Acompanhada pelo doutor Shakespeare Novaes, uma mulher, cuja identidade será resguardada, relatou momentos de horror durante o parto do primeiro filho. Segundo ela, no dia em que o bebê resolveu nascer, o obstetra estava atendendo outras gestantes e, para que pudesse retornar ao consultório, o especialista optou por recorrer a medicamentos que induzissem o nascimento da criança.
“Eu lembro da enfermeira ficar perplexa pelo fato da ocitocina estar jorrando direto na veia, sem a bomba para controlar quantidade. Lembro também da dor absurda que eu estava sentindo por conta do medicamento. O médico mal falava comigo, pois estava com outras pacientes. De repente, veio com uma conversa de ter uma agenda para cumprir, de eu já estar com 8 cm de dilatação e que, por isso, iríamos para a sala de parto”, detalhou a mulher.
No local, segundo ela, e depois de quase 12h, um outro médico, supostamente amigo do obstetra, a tocou e estourou a bolsa amniótica. Nesse meio tempo, ela conta que ninguém da equipe parou para verificar como o bebê estava.
“Eu estava cansada e sentindo uma dor enlouquecedora. Depois de muita luta, meu filho nasceu quase sem vida. Ele precisou ser reanimado, intubado, e encaminhado para protocolo de hipotermia. No total, meu bebê ficou três dias resfriado para preservar o cérebro, cinco dias de intubação e 12 dias de UTI”, contou a mãe.
De acordo com ela, a criança sofreu asfixia e, por um “milagre”, não teve sequelas. “Os médicos diziam que ele teria paralisia cerebral ou outros problemas de saúde, mas, graças a Deus, meu filho hoje não tem nenhuma sequela do sofrimento que enfrentou”, declarou
“Eu demorei muito para aceitar tudo. Hoje, eu vejo que essa quase fatalidade foi por má conduta do doutor. Por irresponsabilidade. O que passamos na mão dele foi pura negligência. Não o indico a nenhuma grávida que está prestes a ter bebê”, completou.
Diferente do destino da criança desta última mãe, a família de um outro bebê, que sofreu graves sequelas durante o parto, hoje também move processo contra o médico no Tribunal de Justiça do Distrito Federal (TJDFT).
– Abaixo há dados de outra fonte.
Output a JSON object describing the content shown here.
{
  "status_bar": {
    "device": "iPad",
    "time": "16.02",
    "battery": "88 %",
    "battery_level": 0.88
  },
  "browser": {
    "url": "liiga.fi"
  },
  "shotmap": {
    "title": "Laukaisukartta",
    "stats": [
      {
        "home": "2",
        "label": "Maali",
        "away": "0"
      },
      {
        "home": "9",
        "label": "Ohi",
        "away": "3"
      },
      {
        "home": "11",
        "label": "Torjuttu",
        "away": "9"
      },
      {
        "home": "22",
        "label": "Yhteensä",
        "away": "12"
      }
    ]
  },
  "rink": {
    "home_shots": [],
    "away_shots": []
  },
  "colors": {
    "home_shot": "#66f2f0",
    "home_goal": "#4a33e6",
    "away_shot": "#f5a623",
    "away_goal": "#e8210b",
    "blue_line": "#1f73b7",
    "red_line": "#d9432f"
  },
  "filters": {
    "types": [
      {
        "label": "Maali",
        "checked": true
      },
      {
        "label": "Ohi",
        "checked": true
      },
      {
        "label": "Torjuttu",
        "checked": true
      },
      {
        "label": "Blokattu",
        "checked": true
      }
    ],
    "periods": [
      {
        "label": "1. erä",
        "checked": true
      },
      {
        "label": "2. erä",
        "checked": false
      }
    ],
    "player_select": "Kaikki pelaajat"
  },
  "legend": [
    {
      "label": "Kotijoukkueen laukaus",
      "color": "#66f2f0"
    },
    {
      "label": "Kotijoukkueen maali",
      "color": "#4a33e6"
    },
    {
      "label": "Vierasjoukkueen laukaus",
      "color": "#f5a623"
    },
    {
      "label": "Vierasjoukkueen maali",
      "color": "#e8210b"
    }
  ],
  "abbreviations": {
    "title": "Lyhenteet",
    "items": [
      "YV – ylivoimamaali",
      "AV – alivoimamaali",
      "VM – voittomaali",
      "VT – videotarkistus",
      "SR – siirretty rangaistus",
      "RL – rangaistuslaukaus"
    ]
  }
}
Na peça, os pais de um bebê apontam que, devido a ações do obstetra, a vítima teve sofrimento fetal, que provocou encefalopatia hipóxico-isquêmica, causada por tratamento inadequado do hipotireoidismo materno e ausência de monitoramento da vitalidade fetal durante o parto.
Defesa
O Metrópoles contatou o doutor Shakespeare Novaes que, por nota, se pronunciou, dizendo lamentar “profundamente o caso de óbito noticiado na presente matéria, oportunidade em que reitero a minha mais sincera solidariedade aos familiares envolvidos”. Em sua defesa, o obstetra disse que sempre pautou o “trabalho como médico obstetra com base na aplicação de técnicas e métodos amplamente reconhecidos no meio científico, os quais aplico desde minha formação em medicina há mais de 20 anos, sem que tenha respondido por qualquer processo neste período”.
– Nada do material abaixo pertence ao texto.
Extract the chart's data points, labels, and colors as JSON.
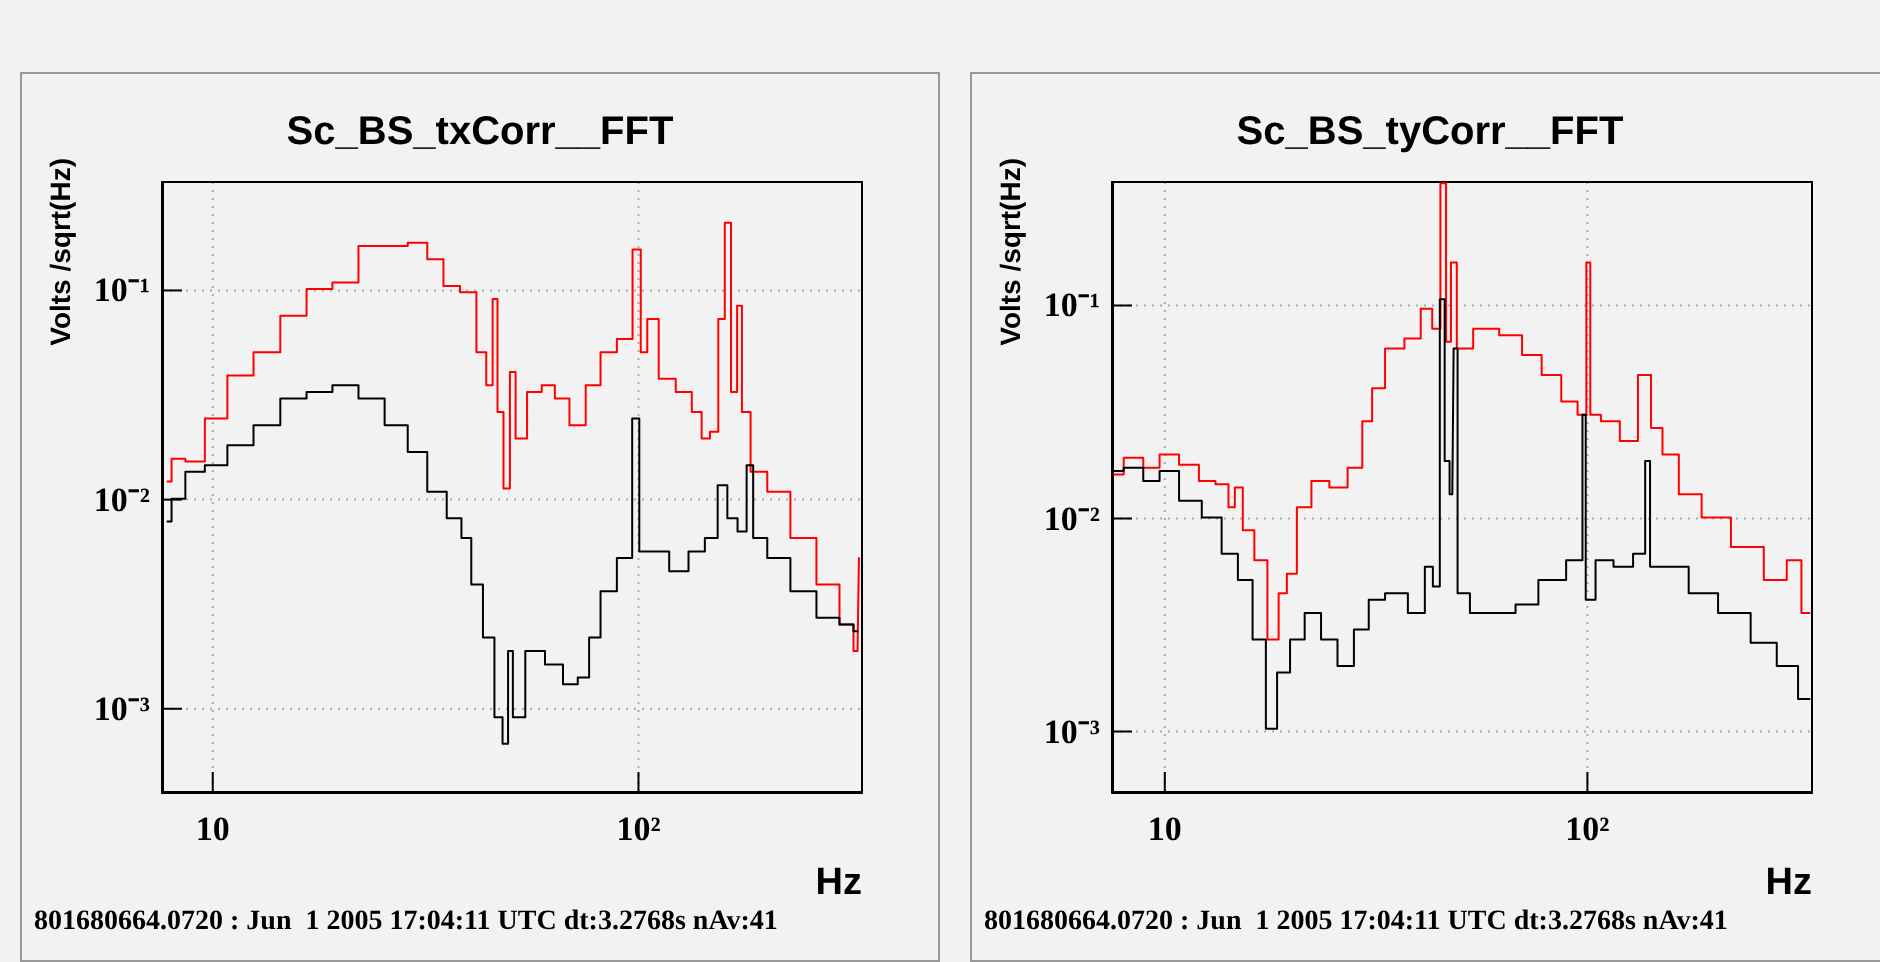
{
  "chart_data": [
    {
      "type": "step",
      "title": "Sc_BS_txCorr__FFT",
      "xlabel": "Hz",
      "ylabel": "Volts /sqrt(Hz)",
      "log": "xy",
      "grid": true,
      "xlim": [
        7.6,
        335
      ],
      "xticks": [
        10,
        {
          "value": 100,
          "label": "10²"
        }
      ],
      "ylim": [
        0.0004,
        0.33
      ],
      "yticks": [
        {
          "value": 0.001,
          "label": "10⁻³"
        },
        {
          "value": 0.01,
          "label": "10⁻²"
        },
        {
          "value": 0.1,
          "label": "10⁻¹"
        }
      ],
      "annotations": [
        "801680664.0720 : Jun  1 2005 17:04:11 UTC dt:3.2768s nAv:41"
      ],
      "series": [
        {
          "color": "#ff0000",
          "x": [
            7.83,
            8.18,
            9.09,
            10.1,
            11.6,
            13.4,
            15.5,
            17.8,
            20.5,
            23.6,
            27.2,
            30.3,
            33.6,
            36.1,
            40.2,
            43.1,
            44.7,
            46.2,
            47.1,
            49.3,
            50.5,
            52.4,
            57.2,
            61.4,
            65.9,
            71.9,
            78.6,
            84.4,
            93.8,
            100,
            102.5,
            107.3,
            116,
            129,
            138,
            143.5,
            151,
            157,
            162,
            168,
            173,
            177,
            190,
            212,
            244,
            281,
            313,
            327,
            332
          ],
          "values": [
            0.0122,
            0.0157,
            0.0152,
            0.0244,
            0.0392,
            0.0507,
            0.0757,
            0.1015,
            0.109,
            0.163,
            0.163,
            0.169,
            0.141,
            0.105,
            0.098,
            0.0507,
            0.0352,
            0.091,
            0.0262,
            0.0113,
            0.0407,
            0.0196,
            0.0327,
            0.0352,
            0.0304,
            0.0227,
            0.0352,
            0.0507,
            0.0586,
            0.157,
            0.0507,
            0.073,
            0.0378,
            0.0327,
            0.0262,
            0.0196,
            0.0211,
            0.073,
            0.211,
            0.0327,
            0.0845,
            0.0262,
            0.0136,
            0.0109,
            0.00655,
            0.00393,
            0.00253,
            0.00189,
            0.00526
          ]
        },
        {
          "color": "#000000",
          "x": [
            7.83,
            8.18,
            9.09,
            10.1,
            11.6,
            13.4,
            15.5,
            17.8,
            20.5,
            23.6,
            27.2,
            30.3,
            33.6,
            37.4,
            39.4,
            41.6,
            44.7,
            47.1,
            48.8,
            50.0,
            51.4,
            57.2,
            63.6,
            69.5,
            74.6,
            78.6,
            84.4,
            93.8,
            99.6,
            101.3,
            112,
            124.5,
            138,
            148.6,
            158.5,
            165,
            177,
            182,
            190,
            212,
            244,
            281,
            313,
            327
          ],
          "values": [
            0.00785,
            0.0101,
            0.0136,
            0.0146,
            0.0182,
            0.0227,
            0.0304,
            0.0327,
            0.0352,
            0.0304,
            0.0227,
            0.0169,
            0.0109,
            0.00815,
            0.00655,
            0.00393,
            0.00219,
            0.00091,
            0.00068,
            0.00189,
            0.00091,
            0.00189,
            0.00163,
            0.00131,
            0.00141,
            0.00219,
            0.00365,
            0.00526,
            0.0244,
            0.00565,
            0.00565,
            0.00454,
            0.00565,
            0.00655,
            0.0117,
            0.00815,
            0.00704,
            0.0146,
            0.00655,
            0.00526,
            0.00365,
            0.00272,
            0.00253,
            0.00235
          ]
        }
      ]
    },
    {
      "type": "step",
      "title": "Sc_BS_tyCorr__FFT",
      "xlabel": "Hz",
      "ylabel": "Volts /sqrt(Hz)",
      "log": "xy",
      "grid": true,
      "xlim": [
        7.5,
        340
      ],
      "xticks": [
        10,
        {
          "value": 100,
          "label": "10²"
        }
      ],
      "ylim": [
        0.00052,
        0.38
      ],
      "yticks": [
        {
          "value": 0.001,
          "label": "10⁻³"
        },
        {
          "value": 0.01,
          "label": "10⁻²"
        },
        {
          "value": 0.1,
          "label": "10⁻¹"
        }
      ],
      "annotations": [
        "801680664.0720 : Jun  1 2005 17:04:11 UTC dt:3.2768s nAv:41"
      ],
      "series": [
        {
          "color": "#ff0000",
          "x": [
            7.58,
            8.43,
            9.38,
            10.07,
            11.6,
            12.5,
            13.9,
            14.4,
            14.9,
            15.7,
            16.9,
            18.1,
            19.1,
            19.8,
            21.3,
            23.2,
            25.9,
            28.3,
            30.4,
            31.5,
            35.0,
            38.9,
            41.8,
            44.1,
            45.7,
            46.9,
            48.2,
            50.0,
            57.6,
            66.4,
            73.9,
            82.2,
            91.5,
            98.2,
            100.7,
            102.5,
            113,
            126,
            137.7,
            145.3,
            156,
            173.6,
            200,
            239,
            286,
            307,
            335.5
          ],
          "values": [
            0.0161,
            0.0193,
            0.0173,
            0.02,
            0.0179,
            0.015,
            0.0145,
            0.0113,
            0.014,
            0.0088,
            0.00637,
            0.0027,
            0.00446,
            0.00551,
            0.0113,
            0.015,
            0.014,
            0.0173,
            0.0286,
            0.0409,
            0.0628,
            0.07,
            0.0965,
            0.0778,
            0.375,
            0.0675,
            0.159,
            0.0628,
            0.0778,
            0.0725,
            0.0585,
            0.0472,
            0.0354,
            0.0307,
            0.159,
            0.0307,
            0.0286,
            0.0231,
            0.0472,
            0.0266,
            0.02,
            0.013,
            0.0101,
            0.00735,
            0.00514,
            0.00637,
            0.0036
          ]
        },
        {
          "color": "#000000",
          "x": [
            7.58,
            8.43,
            9.38,
            10.07,
            11.6,
            12.9,
            14.4,
            15.4,
            16.9,
            17.8,
            19.1,
            20.5,
            22.4,
            24.5,
            26.8,
            29.3,
            31.5,
            35.0,
            40.4,
            42.1,
            44.1,
            45.4,
            46.5,
            47.9,
            48.6,
            50.0,
            55.6,
            64.1,
            71.3,
            82.2,
            96.5,
            98.2,
            100,
            109.3,
            121.6,
            135.3,
            138.7,
            142.7,
            161.7,
            186.5,
            222.7,
            266,
            296,
            335.5
          ],
          "values": [
            0.0167,
            0.0173,
            0.015,
            0.0167,
            0.0121,
            0.0101,
            0.00684,
            0.00514,
            0.0027,
            0.00103,
            0.00189,
            0.0027,
            0.0036,
            0.0027,
            0.00203,
            0.00301,
            0.00415,
            0.00446,
            0.0036,
            0.00593,
            0.00479,
            0.107,
            0.0186,
            0.013,
            0.0628,
            0.00446,
            0.0036,
            0.0036,
            0.00395,
            0.00514,
            0.00637,
            0.0307,
            0.00415,
            0.00637,
            0.00593,
            0.00684,
            0.0186,
            0.00593,
            0.00593,
            0.00446,
            0.0036,
            0.00261,
            0.00203,
            0.00142
          ]
        }
      ]
    }
  ]
}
“Devido às restrições quanto ao sigilo médico, expostas perante o Código de Ética Médica, por meio de seu Artigo 73, parágrafo único, ressalto que todos os fatos que verdadeiramente ocorreram durante minha condução dos partos noticiados serão devidamente esclarecidos perante a Justiça, os quais poderão ser comprovados por meio de perícia e outras provas que se fizerem necessárias”, escreveu.
O médico continua sua defensa dizendo que “os casos judicializados ainda se encontram em fase inicial, sequer tendo sido realizada perícia imparcial que tenha constatado qualquer tipo de falha de minha parte”.
Ao final da nota, Shakespeare diz que nutre o mais profundo respeito pelos pacientes envolvidos e que segue confiante que será comprovada a sua inocência. “Não agi, em qualquer momento, com negligência, imprudência ou imperícia, me mantendo ainda à disposição para prestar os esclarecimentos às partes e autoridades envolvidas”, finalizou.